Index funds are investment portfolios that track the performance of basket of publicly listed companies. Think of an index as an average of company values. Most indexes are weighted so that bigger companies make up more of the index than smaller companies.
But let's take a step back. Anyone can buy and sell the shares of listed companies on the stock market - known as the Johannesburg Securities Exchange (JSE). Buying shares in a company makes you part owner in that company. In the long term, you can expect the value of your shares will go up if the company is profitable. In simple terms, the more profitable a company, the more the value of its shares will increase.
Before the advent of index funds, investing was all about trying to identify the most profitable companies (i.e. active investment). The JSE offers about three hundred companies to choose from. Working out which ones are going to be the most profitable businesses over the next five or ten years is a surprisingly difficult task – even the best qualified fund managers get it wrong at least half the time.
In fact analysts recently started noticing that a lot of active fund managers were not able to produce better returns than the indexes. In other words, fund managers would spend a lot of time (and your money) trying to choose the most profitable shares, but after three or five years you would have been better buying indexes that simply tracked the market.
For example, the Satrix Top40 ETF tracks the performance of the top 40 biggest companies on the JSE. Every day on the stock market some shares go up in price and some go down, which will alter the mix of companies in basket and either increase or decrease the index value. Therefore, but investing in Satrix Top40 ETF you're effectively buying the market and at low cost.
Are index tracker funds a better investment?
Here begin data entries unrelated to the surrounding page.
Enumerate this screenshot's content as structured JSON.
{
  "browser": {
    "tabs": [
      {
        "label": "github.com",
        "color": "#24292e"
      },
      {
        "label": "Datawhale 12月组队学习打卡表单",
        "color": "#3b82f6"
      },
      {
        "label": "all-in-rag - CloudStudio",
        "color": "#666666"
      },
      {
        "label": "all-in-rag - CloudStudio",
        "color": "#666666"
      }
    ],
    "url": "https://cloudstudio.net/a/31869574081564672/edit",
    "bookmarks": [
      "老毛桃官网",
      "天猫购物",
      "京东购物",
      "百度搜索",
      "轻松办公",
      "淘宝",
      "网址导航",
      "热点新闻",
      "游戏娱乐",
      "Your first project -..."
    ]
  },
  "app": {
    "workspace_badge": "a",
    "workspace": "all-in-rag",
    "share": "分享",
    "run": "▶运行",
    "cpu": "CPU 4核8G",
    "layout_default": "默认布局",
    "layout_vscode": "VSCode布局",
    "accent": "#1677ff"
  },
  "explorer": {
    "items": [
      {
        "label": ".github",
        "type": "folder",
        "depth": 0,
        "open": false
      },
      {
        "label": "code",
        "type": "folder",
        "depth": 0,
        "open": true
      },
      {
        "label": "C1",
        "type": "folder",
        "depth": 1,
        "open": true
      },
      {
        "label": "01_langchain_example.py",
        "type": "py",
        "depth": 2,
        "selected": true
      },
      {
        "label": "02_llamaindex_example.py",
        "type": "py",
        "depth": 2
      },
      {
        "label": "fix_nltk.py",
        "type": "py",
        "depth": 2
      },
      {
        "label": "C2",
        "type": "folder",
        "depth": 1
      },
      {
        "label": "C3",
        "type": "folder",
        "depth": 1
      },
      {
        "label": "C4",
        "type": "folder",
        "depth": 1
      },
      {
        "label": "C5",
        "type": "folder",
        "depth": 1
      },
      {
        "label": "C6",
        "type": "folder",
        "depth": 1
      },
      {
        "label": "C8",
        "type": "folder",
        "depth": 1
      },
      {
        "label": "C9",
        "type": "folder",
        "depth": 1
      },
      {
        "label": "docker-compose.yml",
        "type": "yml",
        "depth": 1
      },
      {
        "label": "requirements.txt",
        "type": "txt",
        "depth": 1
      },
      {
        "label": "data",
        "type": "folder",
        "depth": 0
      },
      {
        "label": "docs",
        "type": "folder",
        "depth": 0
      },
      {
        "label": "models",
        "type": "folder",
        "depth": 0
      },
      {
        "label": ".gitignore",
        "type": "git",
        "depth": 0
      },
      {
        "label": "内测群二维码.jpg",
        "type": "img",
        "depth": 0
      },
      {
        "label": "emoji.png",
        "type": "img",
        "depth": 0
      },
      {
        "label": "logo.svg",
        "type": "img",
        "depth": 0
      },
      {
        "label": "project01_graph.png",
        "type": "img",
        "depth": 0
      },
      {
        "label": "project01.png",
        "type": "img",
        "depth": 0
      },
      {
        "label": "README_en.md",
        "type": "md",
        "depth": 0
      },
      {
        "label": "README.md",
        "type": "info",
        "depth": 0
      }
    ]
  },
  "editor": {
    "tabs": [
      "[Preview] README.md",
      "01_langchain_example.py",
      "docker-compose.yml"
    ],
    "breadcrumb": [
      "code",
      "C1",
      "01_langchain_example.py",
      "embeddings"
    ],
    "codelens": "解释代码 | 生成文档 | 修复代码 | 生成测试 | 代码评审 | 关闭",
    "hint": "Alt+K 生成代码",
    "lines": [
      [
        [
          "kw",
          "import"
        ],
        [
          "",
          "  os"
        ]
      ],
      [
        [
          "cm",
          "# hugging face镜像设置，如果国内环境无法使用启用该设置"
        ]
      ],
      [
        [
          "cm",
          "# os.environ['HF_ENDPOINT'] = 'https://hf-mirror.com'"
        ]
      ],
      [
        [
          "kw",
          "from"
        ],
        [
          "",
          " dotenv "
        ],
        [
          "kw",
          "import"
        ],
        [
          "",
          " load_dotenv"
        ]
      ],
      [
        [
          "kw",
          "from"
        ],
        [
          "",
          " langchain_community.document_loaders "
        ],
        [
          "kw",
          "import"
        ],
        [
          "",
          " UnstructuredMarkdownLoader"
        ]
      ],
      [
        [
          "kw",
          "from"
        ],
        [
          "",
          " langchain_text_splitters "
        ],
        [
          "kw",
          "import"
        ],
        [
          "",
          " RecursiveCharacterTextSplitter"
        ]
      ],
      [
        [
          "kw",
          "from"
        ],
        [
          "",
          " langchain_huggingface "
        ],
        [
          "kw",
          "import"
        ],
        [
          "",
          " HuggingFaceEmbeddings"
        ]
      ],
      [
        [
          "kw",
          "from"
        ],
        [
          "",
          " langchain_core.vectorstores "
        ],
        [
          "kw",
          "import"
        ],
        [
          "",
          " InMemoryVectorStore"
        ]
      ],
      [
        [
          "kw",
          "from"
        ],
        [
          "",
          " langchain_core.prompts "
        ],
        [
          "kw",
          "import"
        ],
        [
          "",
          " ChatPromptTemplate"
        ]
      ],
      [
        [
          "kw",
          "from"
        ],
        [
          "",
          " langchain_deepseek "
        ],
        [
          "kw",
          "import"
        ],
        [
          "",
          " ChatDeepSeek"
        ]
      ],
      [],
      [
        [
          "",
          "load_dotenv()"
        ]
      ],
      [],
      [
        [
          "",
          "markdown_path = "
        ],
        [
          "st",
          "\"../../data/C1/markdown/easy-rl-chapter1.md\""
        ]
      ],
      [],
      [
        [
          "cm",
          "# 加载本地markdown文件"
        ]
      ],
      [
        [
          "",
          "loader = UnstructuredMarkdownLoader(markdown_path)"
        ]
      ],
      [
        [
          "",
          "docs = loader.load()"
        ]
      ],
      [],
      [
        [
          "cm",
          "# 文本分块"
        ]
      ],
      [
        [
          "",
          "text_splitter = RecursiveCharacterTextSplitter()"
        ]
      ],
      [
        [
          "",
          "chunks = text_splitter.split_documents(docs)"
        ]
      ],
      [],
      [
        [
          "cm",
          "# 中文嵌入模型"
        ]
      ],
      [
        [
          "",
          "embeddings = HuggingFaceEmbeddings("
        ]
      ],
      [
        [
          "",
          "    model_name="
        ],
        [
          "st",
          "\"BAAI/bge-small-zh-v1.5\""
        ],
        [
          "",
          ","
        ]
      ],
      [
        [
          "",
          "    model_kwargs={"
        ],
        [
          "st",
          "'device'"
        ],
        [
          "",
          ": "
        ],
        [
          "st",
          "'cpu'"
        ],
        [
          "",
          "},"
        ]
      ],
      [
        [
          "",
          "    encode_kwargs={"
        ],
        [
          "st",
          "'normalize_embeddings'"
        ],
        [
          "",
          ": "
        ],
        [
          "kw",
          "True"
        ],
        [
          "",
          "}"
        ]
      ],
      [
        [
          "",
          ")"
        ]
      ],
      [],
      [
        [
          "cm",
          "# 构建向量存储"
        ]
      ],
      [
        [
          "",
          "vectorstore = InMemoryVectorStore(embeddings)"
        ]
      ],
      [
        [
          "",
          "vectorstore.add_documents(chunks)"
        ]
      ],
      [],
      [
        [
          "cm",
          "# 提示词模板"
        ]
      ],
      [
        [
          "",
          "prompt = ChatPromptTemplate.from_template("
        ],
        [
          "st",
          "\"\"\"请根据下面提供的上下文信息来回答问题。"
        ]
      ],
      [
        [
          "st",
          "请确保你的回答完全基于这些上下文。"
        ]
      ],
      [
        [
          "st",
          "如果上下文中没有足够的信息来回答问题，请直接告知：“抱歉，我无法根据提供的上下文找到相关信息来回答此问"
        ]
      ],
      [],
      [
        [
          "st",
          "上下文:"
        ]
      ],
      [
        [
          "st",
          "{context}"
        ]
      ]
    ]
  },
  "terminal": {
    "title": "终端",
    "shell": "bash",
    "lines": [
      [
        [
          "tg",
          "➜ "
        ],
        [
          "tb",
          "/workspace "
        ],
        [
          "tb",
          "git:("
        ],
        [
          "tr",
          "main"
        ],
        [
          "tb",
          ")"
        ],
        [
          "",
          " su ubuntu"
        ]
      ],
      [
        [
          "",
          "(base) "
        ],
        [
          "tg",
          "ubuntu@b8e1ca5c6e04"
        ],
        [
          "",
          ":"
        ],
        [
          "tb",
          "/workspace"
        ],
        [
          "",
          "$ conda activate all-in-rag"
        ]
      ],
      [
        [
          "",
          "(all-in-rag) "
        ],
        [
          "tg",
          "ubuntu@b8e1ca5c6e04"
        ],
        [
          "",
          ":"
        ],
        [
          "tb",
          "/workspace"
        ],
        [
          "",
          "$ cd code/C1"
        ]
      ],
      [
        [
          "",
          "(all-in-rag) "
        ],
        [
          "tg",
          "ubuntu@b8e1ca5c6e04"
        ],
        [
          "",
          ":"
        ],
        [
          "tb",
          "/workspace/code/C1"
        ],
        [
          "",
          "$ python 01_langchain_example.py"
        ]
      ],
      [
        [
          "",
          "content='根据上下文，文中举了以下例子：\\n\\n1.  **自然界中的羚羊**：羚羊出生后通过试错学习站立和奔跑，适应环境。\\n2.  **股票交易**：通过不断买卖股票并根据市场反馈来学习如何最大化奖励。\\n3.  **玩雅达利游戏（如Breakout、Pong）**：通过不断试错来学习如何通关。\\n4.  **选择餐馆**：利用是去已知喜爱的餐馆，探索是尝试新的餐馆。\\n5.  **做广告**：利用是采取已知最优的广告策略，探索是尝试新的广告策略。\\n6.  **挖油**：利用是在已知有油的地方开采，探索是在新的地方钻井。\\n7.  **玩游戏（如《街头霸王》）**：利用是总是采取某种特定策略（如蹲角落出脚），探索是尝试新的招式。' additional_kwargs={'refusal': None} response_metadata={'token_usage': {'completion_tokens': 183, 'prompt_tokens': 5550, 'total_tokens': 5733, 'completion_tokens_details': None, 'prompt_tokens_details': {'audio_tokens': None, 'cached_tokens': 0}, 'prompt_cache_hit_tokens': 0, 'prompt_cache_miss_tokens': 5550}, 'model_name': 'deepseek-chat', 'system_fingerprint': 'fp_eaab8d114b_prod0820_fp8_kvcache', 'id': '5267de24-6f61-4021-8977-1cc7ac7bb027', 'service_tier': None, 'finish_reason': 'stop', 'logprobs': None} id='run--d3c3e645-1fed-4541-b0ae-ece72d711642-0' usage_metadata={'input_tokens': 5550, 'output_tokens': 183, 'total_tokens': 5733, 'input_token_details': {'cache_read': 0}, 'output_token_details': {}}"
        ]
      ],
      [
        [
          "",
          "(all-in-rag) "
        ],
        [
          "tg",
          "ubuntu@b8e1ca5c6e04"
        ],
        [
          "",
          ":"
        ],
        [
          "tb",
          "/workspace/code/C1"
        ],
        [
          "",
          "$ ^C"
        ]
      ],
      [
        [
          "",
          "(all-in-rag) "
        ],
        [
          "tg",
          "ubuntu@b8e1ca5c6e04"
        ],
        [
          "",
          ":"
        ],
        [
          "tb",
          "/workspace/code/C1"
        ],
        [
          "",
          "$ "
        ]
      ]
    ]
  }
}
The data speaks for itself. Of 160 South African equity funds that have been around for 5 years or more, only 1 in 5 are passive funds. But almost half of the top 20 performers over five years are passive funds. So given the comparably small number of passive funds to choose from, you had a much better chance of picking a top 20 performer if you went for a passive fund, 1 in 2 compared with 1 in 12.
But there's more - the average performance of the active funds was 16.4%, whereas the average performance of the passive funds was 21.4%. In other words, the returns generated by passive funds were distinctly "above average" when compared to the active funds.
The other thing about index funds is that they tend to be more consistent than active funds. Over any and every time period, there are always active fund managers who do better than the major indexes. The problem is that it's not always the same fund managers. Over the long term, there are very few active funds that consistently outperform the benchmark indexes.
"When it comes to long-term investing, consistency is key."
The Bottom Line
The growing popularity of passive funds can be attributed to several factors. An index can provide exposure to the largest and most important companies. They charge the lowest fees. And they consistently provide above-average investment growth.
Of course, the world being what it is, passive funds themselves are becoming increasingly complicated, and there are now hundreds of different index funds. In our view, this defeats the core purpose. A highly specialised index simply moves the problem of share selection from a fund manager to an index engineer and the algorithm he designs. In the long term, we believe the best passive investments will remain the broad-based funds tracking mainstream indices.